Other goodies, include lowered customs duty for the LCD panels from 10 per cent to 5 per cent. LG Electronics India Managing Director Moon B Shin said the decrease in customs duty on LCD panels will enhance the market for LCD TVs. But LG did not comment if there will be an immediate effect on its product pricing. “The move to allow expenditure on in-house R&D at the proposed 150 per cent to all manufacturing entities will encourage technology development in India, reducing the import of technical know-how,” he further added.
“We welcome the initiative of the government to bring down the customs duty on LCD panels from 10 per cent to 5 per cent. This should result in bringing down the manufacturing costs of LCD TVs in the country and further fuel the growth of this segment,” said R Zutshi, deputy managing director, Samsung India.
The Budget also maintains the prevalent excise duty at 4 per cent for small electrical and home appliances and energy saving appliances such as water filters, pressure cookers, power driven pumps, compact fluorescent lamps (CFLs) and biscuits and at 8 per cent for the appliances and consumer durables industry.
Anand Shah, FMCG analyst with Angel Broking said, “Abolishment of FBT, no reversal of excise duty cuts and confirmation of implementation of Goods Service Tax by April 2010 come as a major relief for FMCG companies.
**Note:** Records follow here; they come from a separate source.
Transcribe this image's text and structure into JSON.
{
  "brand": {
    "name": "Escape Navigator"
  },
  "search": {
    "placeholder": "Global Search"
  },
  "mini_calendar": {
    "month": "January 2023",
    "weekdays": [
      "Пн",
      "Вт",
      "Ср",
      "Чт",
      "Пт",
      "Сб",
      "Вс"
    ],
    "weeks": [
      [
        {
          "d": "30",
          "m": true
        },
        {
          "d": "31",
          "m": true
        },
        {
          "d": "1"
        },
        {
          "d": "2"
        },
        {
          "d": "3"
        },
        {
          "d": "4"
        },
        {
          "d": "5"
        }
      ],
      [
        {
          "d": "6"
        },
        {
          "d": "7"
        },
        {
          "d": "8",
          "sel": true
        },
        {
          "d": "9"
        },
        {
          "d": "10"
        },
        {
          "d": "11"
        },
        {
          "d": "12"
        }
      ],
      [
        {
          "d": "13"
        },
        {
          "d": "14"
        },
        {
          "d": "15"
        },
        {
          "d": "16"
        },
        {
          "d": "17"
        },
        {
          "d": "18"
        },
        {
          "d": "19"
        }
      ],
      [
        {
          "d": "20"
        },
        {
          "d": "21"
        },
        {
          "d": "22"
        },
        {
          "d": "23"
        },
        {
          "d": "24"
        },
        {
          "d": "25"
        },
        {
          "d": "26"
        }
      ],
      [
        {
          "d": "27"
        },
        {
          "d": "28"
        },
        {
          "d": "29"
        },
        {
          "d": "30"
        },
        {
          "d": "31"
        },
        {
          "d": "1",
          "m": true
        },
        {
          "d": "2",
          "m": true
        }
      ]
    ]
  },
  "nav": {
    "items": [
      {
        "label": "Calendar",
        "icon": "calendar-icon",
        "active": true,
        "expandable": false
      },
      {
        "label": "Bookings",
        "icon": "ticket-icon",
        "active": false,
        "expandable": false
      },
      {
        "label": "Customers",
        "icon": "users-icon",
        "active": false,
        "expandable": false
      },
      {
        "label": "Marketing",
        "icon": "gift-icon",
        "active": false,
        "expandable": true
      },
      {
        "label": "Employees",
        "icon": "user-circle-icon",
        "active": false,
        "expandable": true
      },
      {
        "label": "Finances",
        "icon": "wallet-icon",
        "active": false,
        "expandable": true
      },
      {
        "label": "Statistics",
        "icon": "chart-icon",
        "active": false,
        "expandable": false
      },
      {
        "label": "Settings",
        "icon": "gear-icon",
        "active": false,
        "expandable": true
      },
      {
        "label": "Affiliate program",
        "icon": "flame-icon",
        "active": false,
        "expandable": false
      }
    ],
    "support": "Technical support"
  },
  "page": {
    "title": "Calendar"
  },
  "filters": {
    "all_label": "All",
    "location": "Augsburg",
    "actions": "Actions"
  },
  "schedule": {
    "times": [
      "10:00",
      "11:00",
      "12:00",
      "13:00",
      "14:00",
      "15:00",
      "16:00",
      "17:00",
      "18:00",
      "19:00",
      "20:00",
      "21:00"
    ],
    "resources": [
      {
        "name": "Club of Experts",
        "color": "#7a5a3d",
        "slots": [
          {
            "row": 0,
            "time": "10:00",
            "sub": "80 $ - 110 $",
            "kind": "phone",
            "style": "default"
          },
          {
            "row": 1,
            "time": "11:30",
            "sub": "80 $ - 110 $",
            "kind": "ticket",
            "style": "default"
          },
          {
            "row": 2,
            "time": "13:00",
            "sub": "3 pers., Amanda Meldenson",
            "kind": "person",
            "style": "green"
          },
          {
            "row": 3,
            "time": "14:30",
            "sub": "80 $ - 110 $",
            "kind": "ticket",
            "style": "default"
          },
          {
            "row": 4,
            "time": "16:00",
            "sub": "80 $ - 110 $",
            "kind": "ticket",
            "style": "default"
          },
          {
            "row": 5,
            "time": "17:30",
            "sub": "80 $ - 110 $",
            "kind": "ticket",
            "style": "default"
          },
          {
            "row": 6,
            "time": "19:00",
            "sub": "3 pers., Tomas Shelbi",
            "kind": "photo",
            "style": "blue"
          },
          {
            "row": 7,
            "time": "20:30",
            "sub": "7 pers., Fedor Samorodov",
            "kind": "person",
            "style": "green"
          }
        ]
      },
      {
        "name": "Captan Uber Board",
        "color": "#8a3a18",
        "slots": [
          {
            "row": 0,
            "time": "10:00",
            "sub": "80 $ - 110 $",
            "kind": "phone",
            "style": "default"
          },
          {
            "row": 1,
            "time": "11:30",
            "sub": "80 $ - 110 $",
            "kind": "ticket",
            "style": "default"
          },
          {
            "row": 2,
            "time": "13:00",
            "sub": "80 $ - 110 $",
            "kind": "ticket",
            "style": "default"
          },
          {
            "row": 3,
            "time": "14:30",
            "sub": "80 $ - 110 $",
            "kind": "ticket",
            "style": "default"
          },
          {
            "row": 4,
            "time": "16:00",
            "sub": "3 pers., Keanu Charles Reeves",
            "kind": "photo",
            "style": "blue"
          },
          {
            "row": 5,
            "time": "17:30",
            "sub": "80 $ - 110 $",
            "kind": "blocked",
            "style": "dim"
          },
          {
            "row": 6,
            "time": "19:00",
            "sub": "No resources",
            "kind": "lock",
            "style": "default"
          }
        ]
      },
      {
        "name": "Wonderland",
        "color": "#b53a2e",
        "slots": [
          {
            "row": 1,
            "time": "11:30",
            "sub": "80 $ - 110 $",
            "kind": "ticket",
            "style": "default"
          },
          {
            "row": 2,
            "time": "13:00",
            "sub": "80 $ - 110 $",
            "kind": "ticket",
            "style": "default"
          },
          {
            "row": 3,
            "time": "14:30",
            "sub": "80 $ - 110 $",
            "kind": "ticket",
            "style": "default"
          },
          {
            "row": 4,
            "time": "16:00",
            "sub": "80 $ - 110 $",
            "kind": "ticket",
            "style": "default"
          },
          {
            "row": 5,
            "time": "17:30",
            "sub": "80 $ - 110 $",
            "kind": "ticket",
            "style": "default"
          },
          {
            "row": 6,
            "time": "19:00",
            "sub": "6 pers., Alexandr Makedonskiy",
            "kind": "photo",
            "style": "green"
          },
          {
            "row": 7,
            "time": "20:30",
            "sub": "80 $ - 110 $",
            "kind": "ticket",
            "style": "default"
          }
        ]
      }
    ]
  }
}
No change in excise duties on cigarettes has come as a huge benefit for ITC (factored in 5 per cent excise hike in FY2010E). The MAT rate increase from 10 per cent of book profits to 15 per cent is marginally negative for companies like Dabur and Godrej Consumer which pay lower tax rates (due to facilities in excise free zone)."
“Overall a ‘welfare budget’ which will positively impact demand for FMCG in general, and Marico in specific,” said Harsh Mariwala, chairman and managing director, Marico.
“The raising of MAT will dent the bottom line of the companies,” says Aditya Agarwal, director, Emami Group of Companies.
However, “Incentivising exports and continuation of benefits in this segment are steps in the right direction. The CST should also have been abolished,” he adds.